OOPS! HOW’S THAT AGAIN

OOPS! HOW’S THAT AGAIN

               “Oops! How’s that Again?” is a humorous essay about bloopers with a great deal of psychological information about such verbal errors. It is written by an American writer, Roger Rosenblatt. The essay deals with different types of errors and psychological causes from such errors and types of laughter.
              While illustrating the errors, the writer divides them into slips of the tongue, mistranslation, bloopers and spoonerism and faus pas. He cites number of examples for each type of the error committed by celebrities. A slip of the tongue refers to the verbal error which is relatively a minor error that takes place in course of conversation. He gives some of the instances when the great personalities like Nancy Regan, France’s Prime Minister Raymond Barre and Businessman Peter Balfour etc. committed such errors. As for mistranslation, the writer explains that such errors result when different expressions are translated from one language into another. For instance, the slogan “Come Alive with Pepsi” was translated in German as “Come Alive out of the Grave with Pepsi”. Germany’s President Heinrich Lubke is one more example as a person known to have committed this type of error. Bloopers are embarrassing errors made in public. The writer gives the example of Radio Announcer Harry who announced the name of Herbert Hoover as Heaver on the radio. Spoonerisms are the errors committed when the syllables of the words get replaced with one another.
              The writer presents the explanations given by psychologists and linguistics. Victoria From kin of the linguistics department at U.C.L.A. regards slips as clues about how the brain stores and articulates language. She believes that thought is placed by the brain into a grammatical framework before it is expressed. Freud removed the element of accident from language with his explanation of slips as being the result of the operations of unconscious wishes. A psychiatrist, Richard suggests that the incorrect words exist in associative chains with correct ones known as a kind of ‘dream pair’. Errors result when incorrect word is articulated Psychoanalyst Ludwig suggests that a slip of tongue involves the entire network of id, ego and superego.

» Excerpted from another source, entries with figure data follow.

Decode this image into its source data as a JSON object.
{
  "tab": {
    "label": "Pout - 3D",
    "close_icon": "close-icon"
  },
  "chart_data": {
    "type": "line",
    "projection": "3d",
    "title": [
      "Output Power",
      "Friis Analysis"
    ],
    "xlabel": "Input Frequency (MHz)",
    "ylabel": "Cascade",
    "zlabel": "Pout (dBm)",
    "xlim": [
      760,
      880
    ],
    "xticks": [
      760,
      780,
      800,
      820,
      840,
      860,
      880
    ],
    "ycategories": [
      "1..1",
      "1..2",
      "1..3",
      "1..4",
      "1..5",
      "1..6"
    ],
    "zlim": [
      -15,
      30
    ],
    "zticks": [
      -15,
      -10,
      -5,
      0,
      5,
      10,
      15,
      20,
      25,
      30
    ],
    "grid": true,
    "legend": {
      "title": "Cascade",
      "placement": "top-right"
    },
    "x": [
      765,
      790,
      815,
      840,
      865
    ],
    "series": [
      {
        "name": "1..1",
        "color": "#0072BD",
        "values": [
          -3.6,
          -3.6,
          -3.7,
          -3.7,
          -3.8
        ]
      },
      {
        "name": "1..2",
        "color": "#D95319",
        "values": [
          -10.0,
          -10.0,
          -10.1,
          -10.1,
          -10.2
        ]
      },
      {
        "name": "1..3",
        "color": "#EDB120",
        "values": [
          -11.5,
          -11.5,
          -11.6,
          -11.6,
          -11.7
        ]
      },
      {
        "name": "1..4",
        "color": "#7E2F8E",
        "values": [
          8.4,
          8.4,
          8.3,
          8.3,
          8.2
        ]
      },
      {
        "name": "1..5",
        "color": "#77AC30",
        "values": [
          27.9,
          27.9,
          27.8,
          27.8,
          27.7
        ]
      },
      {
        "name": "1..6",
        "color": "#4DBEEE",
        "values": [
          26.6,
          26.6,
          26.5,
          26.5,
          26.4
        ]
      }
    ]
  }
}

              The writer points out different reasons for laughter at such mistakes. One of the reasons is that conventional discourse is so predictable and boring that any deviation comes as delightful relief. Another reason is our meanness. It makes us laugh to see the embarrassment of the miss peaker, similarly the most charitable and optimistic thoughts of the blunderer cause kindly laugh. For instance, Gerald Ford’s famous error in 1976 that Poland was not under Soviet domination showed his optimistic thought about Poland’s freedom in future and it caused a pleasant laugh. Sometimes the bizarre mistakes disclose a whole new world of logic and possibility. This also causes laughter which is the most interesting one. Finally there is sympathetic laugh that sees into the essential nature of a slip of the tongue with a perfect understanding.